Not getting to Suzie's house earlier, we dropped her birthday card into her letter-box by moonlight.

The next morning was set aside for The Big Event.
The Big Truck pulled into the driveway right on schedule.

Sadly the sauna man had based his delivery plan on google maps, not realising that the Fox, though Weily, had failed to inform Mr Google that she had planted a nature strip garden which precluded the truck being easily reversed into the backyard.
A lot of resting and thinking.  Eventually it was agreed that a Big Crane was needed for the job.  Since this had to come from Hobart, Foxy and I went for a swim.

The Big Crane arrived
 and swung into action,
scaring the bejeezus out of us
as the wind rose.
The driver lowered the sauna 'blind' as I ran back and forth relaying the instructions yelled by the exhausted sauna man.
Right in place.  I congratulated the Big Crane driver on his skill,
" bin doin' it since I was eleven" he replied.

Naturally, The Fox is very happy with her Hobbit sauna and couldn't wait to get it cranked up.
I'm not a sauna fan so, as arranged, went to Georgia
who drove Jilly Pup and me home to Bellerive with a bunch of flowers from the Weily One's garden.

Wednesday, 12 November 2025

Culture, heritage and home sweet home

Romeo and Juliet may have disappointed me
but Van Diemen's Band at St Davids Cathedral was paradise enow.

The second Tuesday in November saw me at The Shoreline for a Melbourne Cup Lunch with the Bunna Babes.   Caz (in the middle) boldly got into the spirit and came third in the Ladies Best Dressed.

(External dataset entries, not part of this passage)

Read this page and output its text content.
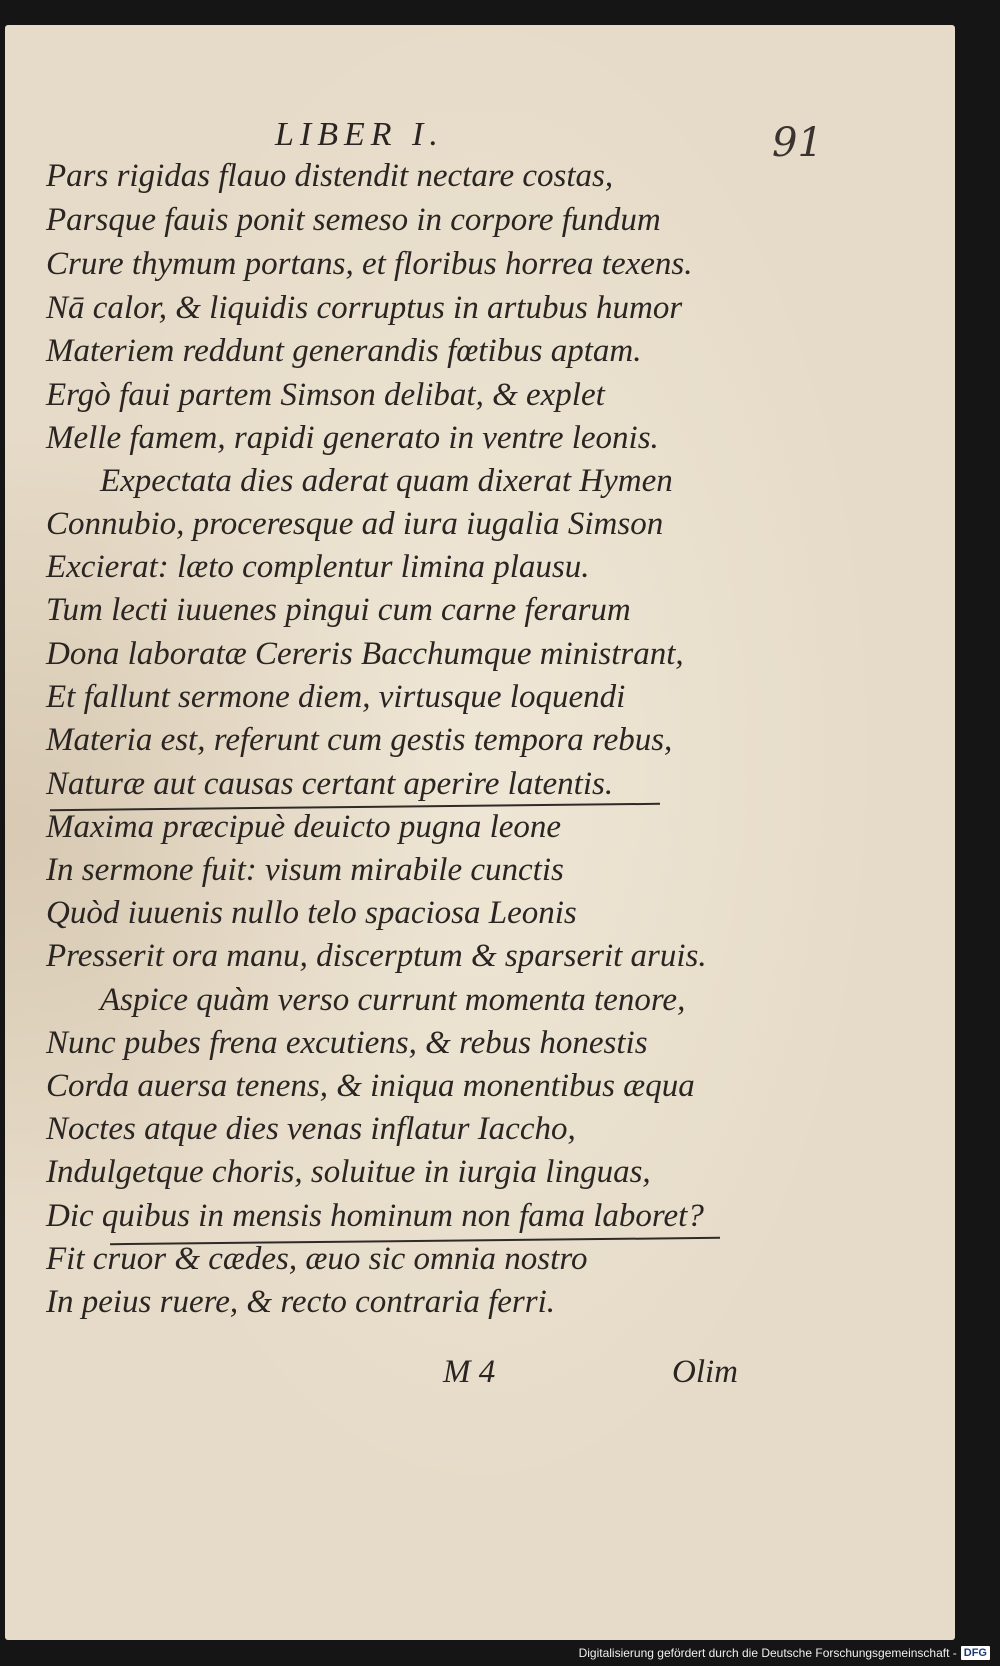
LIBER I.	91
Pars rigidas flauo distendit nectare costas,
Parsque fauis ponit semeso in corpore fundum
Crure thymum portans, et floribus horrea texens.
Nā calor, & liquidis corruptus in artubus humor
Materiem reddunt generandis fœtibus aptam.
Ergò faui partem Simson delibat, & explet
Melle famem, rapidi generato in ventre leonis.
Expectata dies aderat quam dixerat Hymen
Connubio, proceresque ad iura iugalia Simson
Excierat: læto complentur limina plausu.
Tum lecti iuuenes pingui cum carne ferarum
Dona laboratæ Cereris Bacchumque ministrant,
Et fallunt sermone diem, virtusque loquendi
Materia est, referunt cum gestis tempora rebus,
Naturæ aut causas certant aperire latentis.
Maxima præcipuè deuicto pugna leone
In sermone fuit: visum mirabile cunctis
Quòd iuuenis nullo telo spaciosa Leonis
Presserit ora manu, discerptum & sparserit aruis.
Aspice quàm verso currunt momenta tenore,
Nunc pubes frena excutiens, & rebus honestis
Corda auersa tenens, & iniqua monentibus æqua
Noctes atque dies venas inflatur Iaccho,
Indulgetque choris, soluitue in iurgia linguas,
Dic quibus in mensis hominum non fama laboret?
Fit cruor & cædes, æuo sic omnia nostro
In peius ruere, & recto contraria ferri.
M 4	Olim
Digitalisierung gefördert durch die Deutsche Forschungsgemeinschaft - DFG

The following Friday saw me at the St Mark's Church market, delighted by the remaining flowers.

This rose is borrowed landscape from the garden next door.   I had been tempted to use it as part of my Melbourne Cup regalia.
my nasturtiums catching the morning sun
Saturday brought a feast of opportunities with the Architecture Open Day Tasmania.  I couldn't make much use of the day without a car but I did catch the bus into Hobart to explore the controversial 'Red Awnings' in Murray Street.  Formerly a bank, it is  now in private hands and scandalised many when the red canopies were installed.
I was very excited to learn the sandstone came from Kangaroo Point aka Bellerive
I love the red blinds
Now, I lived in an old bank but not like this!
through the front door

I had thought it would be nice to have a piano...

we did have a vault to store wine

a ceiling feature is always nice

as is a good library

and my kitchen was also much admired, perhaps not on quite this scale

Sated, I strolled through Salamanca Market,
Cary Lewincamp playing
caught the ferry to Bellerive,
unknown couple on ferry
and visited our old home in Queen Street, now part of the Cottage School.

the space under the house has been converted to classrooms


and I am very proud to say that the silver birches I planted remain

A walk along the beach to Alexandra Paradiso and through my new front gate,

past the onions that are doing exactly what I want them to.  A most satisfactory day.